Dans une Chambre à la très large majorité conservatrice, Arago siège parmi les républicains modérés. Il vote ainsi contre l’abrogation des lois d’exil frappant les Bourbons et contre le pouvoir constituant de l’Assemblée. Lors de la crise du mois de mai 1873, Emmanuel Arago se range aux coté de Thiers, que séparait pourtant d’avec son père de nombreux différents. C’est que la survie de la République est en jeu et le chef de l’exécutif s’est déclaré en sa faveur, le 13 novembre 1872, dans un message adressé aux Chambres. Celles-ci le mettent bientôt en minorité. Avec l’arrivée au pouvoir du maréchal de Mac-Mahon et le début de l’Ordre moral, Adolphe Thiers, tout comme Jules Grévy ou Emmanuel Arago, se consacrent à présent à animer le parti républicain. Le 25 février 1875, ce dernier vote en faveur des lois constitutionnelles qui donnent corps au nouveau régime.

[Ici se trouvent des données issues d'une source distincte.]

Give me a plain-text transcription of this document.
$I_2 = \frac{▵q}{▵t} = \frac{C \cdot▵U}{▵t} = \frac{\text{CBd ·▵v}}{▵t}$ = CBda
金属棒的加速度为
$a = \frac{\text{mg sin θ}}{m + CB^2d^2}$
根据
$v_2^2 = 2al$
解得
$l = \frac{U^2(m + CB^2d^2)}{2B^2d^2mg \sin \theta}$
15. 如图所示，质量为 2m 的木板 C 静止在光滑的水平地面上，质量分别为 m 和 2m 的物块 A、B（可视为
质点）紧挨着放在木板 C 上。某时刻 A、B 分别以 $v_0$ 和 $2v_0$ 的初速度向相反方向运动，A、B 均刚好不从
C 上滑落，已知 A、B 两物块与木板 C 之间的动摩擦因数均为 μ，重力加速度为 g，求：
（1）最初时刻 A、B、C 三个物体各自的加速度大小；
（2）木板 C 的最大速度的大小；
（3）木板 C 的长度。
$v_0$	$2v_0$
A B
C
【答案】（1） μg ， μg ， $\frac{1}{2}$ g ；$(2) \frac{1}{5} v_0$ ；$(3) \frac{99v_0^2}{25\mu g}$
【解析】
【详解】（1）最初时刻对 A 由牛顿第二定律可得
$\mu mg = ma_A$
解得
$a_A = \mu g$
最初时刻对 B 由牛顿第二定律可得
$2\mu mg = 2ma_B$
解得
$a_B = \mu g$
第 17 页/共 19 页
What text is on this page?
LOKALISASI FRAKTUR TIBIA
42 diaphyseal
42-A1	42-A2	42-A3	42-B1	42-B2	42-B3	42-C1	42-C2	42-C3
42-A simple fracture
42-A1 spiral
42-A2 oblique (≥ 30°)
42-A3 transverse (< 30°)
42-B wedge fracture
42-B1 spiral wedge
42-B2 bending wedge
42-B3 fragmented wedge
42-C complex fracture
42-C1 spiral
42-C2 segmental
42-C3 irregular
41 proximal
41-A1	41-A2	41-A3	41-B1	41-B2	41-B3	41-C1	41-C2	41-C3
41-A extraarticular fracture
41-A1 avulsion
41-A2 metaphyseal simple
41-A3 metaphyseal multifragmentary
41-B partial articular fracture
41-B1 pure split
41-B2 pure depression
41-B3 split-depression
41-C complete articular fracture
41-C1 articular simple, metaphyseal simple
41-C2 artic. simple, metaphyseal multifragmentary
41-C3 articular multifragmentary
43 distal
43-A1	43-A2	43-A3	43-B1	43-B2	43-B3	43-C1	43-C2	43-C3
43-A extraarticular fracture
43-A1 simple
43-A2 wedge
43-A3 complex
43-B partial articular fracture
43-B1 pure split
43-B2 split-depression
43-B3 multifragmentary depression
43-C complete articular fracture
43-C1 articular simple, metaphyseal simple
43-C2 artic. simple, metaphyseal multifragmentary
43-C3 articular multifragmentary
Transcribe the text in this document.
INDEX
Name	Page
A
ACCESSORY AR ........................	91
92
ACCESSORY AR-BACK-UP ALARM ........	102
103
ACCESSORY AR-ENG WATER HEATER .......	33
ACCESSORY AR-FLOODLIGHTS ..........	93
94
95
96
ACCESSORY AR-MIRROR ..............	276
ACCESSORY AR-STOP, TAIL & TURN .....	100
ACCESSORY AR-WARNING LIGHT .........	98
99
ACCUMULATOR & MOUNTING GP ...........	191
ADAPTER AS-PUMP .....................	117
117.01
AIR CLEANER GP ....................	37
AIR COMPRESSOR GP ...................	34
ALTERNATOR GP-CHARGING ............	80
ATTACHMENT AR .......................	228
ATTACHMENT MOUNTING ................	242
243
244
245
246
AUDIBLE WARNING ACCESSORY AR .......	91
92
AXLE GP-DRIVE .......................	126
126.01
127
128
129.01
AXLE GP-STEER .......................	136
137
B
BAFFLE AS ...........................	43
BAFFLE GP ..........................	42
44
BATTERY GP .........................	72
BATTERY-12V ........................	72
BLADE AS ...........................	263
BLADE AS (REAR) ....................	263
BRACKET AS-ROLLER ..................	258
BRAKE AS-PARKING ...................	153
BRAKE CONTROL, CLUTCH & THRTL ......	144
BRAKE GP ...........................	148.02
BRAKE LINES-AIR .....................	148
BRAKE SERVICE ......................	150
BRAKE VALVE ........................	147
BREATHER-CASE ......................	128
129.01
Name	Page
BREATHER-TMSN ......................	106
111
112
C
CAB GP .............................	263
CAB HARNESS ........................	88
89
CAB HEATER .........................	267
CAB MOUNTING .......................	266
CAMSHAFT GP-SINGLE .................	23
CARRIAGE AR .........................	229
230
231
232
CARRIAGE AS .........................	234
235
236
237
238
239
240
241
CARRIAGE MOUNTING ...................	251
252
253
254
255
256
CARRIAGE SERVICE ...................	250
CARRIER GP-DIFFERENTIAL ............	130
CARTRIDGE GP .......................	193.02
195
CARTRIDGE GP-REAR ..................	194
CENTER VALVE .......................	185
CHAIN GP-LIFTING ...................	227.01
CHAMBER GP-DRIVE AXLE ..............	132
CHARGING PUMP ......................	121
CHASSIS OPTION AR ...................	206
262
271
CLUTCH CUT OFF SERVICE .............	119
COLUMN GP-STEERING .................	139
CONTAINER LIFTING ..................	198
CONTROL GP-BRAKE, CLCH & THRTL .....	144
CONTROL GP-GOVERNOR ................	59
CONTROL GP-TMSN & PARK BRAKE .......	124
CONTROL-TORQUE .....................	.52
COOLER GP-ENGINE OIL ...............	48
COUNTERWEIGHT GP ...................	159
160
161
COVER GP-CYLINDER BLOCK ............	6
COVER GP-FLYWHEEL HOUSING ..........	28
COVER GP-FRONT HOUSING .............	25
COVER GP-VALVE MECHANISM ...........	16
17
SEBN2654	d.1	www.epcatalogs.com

Au mois de décembre suivant, celui qui fait partie des doyens parmi les députés est élu par ceux-ci sénateur inamovible. Emmanuel Arago refuse cependant cet honneur et est élu l’année suivante dans son département des Pyrénées-Orientales. Le choix des électeurs seul décide donc de son entrée à la Chambre haute, qui siège à l’époque et jusqu’en 1879 à Versailles. Au mois de mai 1877, alors que les Opportunistes sont arrivée au pouvoir avec l’élection à la présidence de la République de Jules Grévy, un vieil ami de son oncle, Arago préside le groupe de la Gauche républicaine au Sénat. Celui-ci soutiendra le gouvernement de Jules Ferry.

Au mois d’août 1879, l’élu est à Perpignan pour l’inauguration de la statue représentant son père, l’illustre savant. Un autre monument est lui aussi installé à Paris en 1886 sur le boulevard qui porte son nom depuis le Second Empire et les travaux du préfet Haussmann. Depuis 1880, Emmanuel Arago représente la France auprès de la Confédération helvétique en tant que ministre plénipotentiaire. Observateur attentif de la société suisse, il adresse en 1890 un rapport au ministre des Affaires étrangères Alexandre Ribot, lui faisant l’éloge du système suisse d’assurances et de crédits populaires, de la création d’un Institut de protection du travail… De retour au Sénat quatre années plus tard, Arago est candidat à la succession de Sadi Carnot à la présidence de la République. Casimir Perier cependant est largement élu. Peu après la démission de ce dernier, il décline la proposition faite par ses pairs d’une nouvelle candidature. Au mois de février 1896, Arago présidera encore un banquet républicain à Saint-Mandé.



Emmanuel Arago décède le 26 novembre 1896 à Paris Il reçoit au Sénat l’hommage du président Émile Loubet. Tout comme son oncle Etienne, lui aussi franc-maçon, ses obsèques sont civiles. Et pendant la cérémonie, le président du Conseil Jules Méline salue en lui " l’un des derniers témoins du siècle qui va finir ".